RELATED: Teen Girl to Bullies: People Named ‘Isis’ Aren’t Terrorists

So far the reaction to Rent-A-Minority has been “largely positive”—which surprised Mahdawi, because “I do some freelance journalism and have had people on the Internet tell me things like ‘you should commit suicide’ after writing benign articles about the word ‘bro,’ ” she wrote.

For those who feel angry about the effort’s satire, Mahdawi has some words of advice: “Get angry at what Rent-A-Minority is angry about,” she wrote on the website.

RELATED: Watch a Black Woman Show a White Man How Easy It Is to Support Equality

The solutions, she acknowledges, will take time, but Mahdawi believes providing “equal access to education to everyone” and solving poverty is key. “The U.S. is nearly the most wealth-unequal country in the entire world. ‘Diversity’ isn’t about giving a leg up to a few people of color, and then patting yourself on the back, it’s about increasing social mobility by closing socioeconomic gaps,” she wrote.

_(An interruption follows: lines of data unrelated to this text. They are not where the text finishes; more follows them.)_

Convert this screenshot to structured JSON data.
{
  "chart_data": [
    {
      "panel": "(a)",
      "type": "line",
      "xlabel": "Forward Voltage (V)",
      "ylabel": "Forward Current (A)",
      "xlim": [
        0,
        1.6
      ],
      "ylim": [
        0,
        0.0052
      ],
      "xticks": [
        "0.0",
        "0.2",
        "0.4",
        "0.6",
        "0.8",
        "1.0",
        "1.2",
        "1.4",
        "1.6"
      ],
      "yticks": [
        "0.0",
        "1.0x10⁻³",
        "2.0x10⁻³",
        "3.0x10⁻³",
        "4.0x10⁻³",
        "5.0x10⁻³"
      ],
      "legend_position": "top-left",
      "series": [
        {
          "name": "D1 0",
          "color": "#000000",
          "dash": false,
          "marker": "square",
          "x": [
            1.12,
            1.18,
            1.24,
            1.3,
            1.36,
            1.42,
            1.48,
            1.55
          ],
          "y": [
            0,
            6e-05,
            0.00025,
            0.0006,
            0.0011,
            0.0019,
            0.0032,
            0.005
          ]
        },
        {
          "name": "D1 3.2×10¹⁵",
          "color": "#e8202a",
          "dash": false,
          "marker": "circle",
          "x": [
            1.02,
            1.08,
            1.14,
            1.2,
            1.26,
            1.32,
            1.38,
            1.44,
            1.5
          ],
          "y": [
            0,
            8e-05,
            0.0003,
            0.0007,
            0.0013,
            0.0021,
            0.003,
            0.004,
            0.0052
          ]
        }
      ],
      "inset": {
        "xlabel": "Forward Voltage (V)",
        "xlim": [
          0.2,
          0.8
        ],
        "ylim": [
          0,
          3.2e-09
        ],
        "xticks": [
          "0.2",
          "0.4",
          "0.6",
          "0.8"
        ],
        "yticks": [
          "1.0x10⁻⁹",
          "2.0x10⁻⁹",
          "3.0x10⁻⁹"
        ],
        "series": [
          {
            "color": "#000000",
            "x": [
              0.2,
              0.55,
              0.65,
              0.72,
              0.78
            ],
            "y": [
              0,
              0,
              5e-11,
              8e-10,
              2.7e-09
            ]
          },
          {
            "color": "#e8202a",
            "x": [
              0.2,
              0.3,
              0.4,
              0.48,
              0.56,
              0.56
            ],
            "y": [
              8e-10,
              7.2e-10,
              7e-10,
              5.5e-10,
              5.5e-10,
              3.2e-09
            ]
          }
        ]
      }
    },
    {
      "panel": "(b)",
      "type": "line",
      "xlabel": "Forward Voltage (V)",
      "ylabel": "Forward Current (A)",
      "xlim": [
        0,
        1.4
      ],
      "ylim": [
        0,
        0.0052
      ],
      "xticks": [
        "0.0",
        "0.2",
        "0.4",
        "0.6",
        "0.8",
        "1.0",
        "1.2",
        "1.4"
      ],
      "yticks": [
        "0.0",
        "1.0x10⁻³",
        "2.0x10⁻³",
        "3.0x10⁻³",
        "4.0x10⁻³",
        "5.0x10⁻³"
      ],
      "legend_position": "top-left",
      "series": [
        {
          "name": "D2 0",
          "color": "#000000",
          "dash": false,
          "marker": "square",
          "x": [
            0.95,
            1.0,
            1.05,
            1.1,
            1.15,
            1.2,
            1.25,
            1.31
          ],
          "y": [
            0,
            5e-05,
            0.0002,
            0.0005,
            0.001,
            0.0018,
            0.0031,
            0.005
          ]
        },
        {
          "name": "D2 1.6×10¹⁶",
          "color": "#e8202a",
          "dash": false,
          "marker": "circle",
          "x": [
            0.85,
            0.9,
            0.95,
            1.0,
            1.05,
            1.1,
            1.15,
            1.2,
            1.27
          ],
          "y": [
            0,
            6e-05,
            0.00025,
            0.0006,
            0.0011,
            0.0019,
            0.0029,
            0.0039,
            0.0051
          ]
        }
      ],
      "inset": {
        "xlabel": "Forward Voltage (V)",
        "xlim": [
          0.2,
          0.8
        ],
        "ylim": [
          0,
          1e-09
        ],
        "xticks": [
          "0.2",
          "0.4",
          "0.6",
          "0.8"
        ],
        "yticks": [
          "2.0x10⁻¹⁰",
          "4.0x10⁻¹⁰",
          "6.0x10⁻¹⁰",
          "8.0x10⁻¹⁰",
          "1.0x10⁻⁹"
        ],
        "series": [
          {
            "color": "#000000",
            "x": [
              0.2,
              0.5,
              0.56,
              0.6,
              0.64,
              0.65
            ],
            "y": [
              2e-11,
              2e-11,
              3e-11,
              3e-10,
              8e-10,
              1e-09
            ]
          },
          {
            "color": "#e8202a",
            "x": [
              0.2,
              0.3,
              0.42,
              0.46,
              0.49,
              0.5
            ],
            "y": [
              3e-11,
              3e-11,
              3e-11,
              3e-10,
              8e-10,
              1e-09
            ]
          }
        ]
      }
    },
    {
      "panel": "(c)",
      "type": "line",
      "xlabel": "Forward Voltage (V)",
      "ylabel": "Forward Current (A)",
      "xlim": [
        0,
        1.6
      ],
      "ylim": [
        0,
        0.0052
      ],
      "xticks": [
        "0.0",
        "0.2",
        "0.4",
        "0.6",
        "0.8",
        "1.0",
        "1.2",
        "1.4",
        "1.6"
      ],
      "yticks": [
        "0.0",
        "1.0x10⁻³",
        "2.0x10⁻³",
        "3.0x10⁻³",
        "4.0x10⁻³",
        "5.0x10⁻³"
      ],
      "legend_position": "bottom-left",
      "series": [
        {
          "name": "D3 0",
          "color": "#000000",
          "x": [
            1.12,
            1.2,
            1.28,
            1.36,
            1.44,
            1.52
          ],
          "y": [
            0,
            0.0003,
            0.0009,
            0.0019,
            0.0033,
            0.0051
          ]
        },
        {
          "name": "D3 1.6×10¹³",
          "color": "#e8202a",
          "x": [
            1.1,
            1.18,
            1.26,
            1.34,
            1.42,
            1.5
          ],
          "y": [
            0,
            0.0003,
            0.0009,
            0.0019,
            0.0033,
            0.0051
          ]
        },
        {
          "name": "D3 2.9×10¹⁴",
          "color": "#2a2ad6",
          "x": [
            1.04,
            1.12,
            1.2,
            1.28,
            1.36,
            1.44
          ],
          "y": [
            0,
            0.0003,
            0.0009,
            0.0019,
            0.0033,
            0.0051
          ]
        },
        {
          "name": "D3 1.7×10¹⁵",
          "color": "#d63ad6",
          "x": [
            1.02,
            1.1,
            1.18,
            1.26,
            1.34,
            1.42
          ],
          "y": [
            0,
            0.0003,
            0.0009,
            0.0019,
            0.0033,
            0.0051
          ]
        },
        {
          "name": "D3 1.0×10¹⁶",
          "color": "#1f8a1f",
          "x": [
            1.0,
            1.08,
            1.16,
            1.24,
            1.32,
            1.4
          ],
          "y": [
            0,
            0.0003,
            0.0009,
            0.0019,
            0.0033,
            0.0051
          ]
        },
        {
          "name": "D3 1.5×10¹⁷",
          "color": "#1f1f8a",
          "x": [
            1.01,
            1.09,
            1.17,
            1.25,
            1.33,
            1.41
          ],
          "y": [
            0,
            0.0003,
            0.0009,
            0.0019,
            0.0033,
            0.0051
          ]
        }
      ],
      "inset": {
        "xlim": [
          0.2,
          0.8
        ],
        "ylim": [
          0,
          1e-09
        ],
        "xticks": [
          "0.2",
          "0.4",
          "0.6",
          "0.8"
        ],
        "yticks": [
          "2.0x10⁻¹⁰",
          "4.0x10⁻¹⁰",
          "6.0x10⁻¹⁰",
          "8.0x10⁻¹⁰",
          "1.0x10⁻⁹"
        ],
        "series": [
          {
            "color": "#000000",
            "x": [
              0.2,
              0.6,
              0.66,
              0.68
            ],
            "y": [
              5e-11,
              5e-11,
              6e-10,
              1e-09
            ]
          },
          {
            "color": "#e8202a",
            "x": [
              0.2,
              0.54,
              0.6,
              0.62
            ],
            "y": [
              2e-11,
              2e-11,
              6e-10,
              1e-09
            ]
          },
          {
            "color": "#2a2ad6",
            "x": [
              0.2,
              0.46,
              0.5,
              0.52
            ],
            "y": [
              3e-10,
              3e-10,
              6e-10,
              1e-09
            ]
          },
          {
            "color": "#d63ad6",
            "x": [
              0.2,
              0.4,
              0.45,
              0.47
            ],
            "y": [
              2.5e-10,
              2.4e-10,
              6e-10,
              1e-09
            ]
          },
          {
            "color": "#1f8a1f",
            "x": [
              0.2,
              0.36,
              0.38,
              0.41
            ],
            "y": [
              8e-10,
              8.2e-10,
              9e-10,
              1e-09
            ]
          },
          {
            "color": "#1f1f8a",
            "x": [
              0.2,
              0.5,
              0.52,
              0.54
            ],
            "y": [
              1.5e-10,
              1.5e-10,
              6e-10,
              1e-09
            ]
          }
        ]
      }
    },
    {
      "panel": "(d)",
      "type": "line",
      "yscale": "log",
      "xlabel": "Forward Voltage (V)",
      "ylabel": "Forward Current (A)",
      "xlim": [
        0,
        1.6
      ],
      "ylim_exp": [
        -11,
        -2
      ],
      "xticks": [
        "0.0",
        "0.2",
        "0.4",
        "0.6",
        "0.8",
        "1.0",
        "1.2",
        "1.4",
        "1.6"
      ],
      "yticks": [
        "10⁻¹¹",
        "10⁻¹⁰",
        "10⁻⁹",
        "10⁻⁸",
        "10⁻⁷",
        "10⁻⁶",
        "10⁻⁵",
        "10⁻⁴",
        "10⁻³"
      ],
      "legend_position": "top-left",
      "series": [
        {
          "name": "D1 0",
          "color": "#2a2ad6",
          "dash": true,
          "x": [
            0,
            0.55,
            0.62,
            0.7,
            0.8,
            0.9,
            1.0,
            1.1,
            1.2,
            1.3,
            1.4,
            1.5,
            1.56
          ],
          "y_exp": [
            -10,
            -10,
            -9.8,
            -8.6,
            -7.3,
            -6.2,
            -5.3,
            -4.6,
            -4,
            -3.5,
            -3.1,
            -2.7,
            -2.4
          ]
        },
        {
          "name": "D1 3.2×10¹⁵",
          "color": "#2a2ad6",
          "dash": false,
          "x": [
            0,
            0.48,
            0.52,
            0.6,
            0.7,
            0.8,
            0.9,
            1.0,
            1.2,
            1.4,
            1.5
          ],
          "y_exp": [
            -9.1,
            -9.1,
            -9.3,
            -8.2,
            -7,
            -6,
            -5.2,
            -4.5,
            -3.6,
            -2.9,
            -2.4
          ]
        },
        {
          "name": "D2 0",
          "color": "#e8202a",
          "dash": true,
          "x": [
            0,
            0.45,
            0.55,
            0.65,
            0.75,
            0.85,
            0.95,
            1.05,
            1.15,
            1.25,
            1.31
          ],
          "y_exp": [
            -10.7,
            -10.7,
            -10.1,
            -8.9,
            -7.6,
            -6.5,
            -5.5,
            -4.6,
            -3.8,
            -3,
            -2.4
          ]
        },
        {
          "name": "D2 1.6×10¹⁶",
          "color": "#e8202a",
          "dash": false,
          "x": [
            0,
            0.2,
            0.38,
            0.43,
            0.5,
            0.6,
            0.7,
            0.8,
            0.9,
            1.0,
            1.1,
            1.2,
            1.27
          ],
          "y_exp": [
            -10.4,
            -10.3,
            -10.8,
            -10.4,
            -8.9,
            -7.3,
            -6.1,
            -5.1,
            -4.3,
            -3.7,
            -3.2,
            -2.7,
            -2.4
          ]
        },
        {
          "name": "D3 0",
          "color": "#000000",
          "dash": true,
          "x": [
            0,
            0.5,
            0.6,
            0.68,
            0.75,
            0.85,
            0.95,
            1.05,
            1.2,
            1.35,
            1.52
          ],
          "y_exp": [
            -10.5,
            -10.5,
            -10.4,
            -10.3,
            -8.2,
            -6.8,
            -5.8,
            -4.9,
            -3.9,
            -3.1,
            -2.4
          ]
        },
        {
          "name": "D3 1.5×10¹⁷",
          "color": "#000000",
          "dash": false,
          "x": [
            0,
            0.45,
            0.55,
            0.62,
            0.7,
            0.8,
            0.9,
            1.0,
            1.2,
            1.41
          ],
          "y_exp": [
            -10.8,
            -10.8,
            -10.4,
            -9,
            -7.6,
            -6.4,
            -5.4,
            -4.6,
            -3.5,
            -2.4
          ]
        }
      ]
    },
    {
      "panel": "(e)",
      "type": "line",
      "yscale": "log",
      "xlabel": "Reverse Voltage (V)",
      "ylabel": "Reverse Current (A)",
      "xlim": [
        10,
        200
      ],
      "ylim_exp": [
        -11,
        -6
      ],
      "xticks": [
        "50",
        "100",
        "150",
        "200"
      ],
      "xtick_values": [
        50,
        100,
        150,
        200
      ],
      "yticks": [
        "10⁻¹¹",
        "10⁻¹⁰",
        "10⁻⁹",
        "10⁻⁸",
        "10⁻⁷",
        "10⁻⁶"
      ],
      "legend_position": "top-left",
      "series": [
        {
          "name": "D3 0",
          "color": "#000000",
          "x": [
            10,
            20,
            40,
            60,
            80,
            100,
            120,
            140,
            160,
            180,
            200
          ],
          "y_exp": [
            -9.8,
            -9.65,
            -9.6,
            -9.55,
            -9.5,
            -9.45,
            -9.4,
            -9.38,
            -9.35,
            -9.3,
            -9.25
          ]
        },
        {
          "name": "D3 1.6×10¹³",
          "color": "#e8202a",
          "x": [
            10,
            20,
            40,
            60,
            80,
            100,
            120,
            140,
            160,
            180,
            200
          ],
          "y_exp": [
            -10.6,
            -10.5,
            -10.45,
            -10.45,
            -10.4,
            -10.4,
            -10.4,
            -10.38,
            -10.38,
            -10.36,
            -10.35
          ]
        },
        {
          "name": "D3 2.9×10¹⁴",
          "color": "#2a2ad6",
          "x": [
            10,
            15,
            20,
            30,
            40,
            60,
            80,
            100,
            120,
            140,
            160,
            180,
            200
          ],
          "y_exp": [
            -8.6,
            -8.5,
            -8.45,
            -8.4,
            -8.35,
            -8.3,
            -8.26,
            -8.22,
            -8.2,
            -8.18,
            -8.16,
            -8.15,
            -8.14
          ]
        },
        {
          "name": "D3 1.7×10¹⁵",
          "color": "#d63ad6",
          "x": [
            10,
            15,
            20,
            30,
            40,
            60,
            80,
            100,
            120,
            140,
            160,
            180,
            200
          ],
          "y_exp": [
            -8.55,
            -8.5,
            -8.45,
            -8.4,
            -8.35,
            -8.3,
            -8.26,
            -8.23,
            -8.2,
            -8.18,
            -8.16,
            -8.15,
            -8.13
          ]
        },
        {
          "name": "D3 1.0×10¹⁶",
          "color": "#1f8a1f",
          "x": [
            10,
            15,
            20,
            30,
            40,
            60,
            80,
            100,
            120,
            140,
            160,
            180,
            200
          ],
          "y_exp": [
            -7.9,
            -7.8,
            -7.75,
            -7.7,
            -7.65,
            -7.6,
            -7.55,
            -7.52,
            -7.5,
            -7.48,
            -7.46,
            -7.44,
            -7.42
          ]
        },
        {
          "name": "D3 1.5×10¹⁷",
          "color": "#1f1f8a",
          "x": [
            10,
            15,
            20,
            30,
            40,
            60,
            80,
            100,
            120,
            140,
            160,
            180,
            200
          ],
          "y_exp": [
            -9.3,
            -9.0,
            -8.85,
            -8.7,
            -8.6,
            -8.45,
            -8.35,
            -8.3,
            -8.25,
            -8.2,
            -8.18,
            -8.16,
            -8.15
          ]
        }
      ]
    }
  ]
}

To that end, the Rent-A-Minority website suggests companies offer “paid internships instead of unpaid internships that only wealthy people can afford to do,” expand recruitment “beyond the boy’s club,” and audit “themselves to see that they are doing what they can to advance the careers of the top talent, no matter race/gender/religion etc.”

If that’s too tough, Mahdawi has a commonsense suggestion: Learn how to conduct an Internet search. “Seriously. It’s not actually that hard to find qualified people who aren’t straight white men to sit on your panel,” she wrote on the website.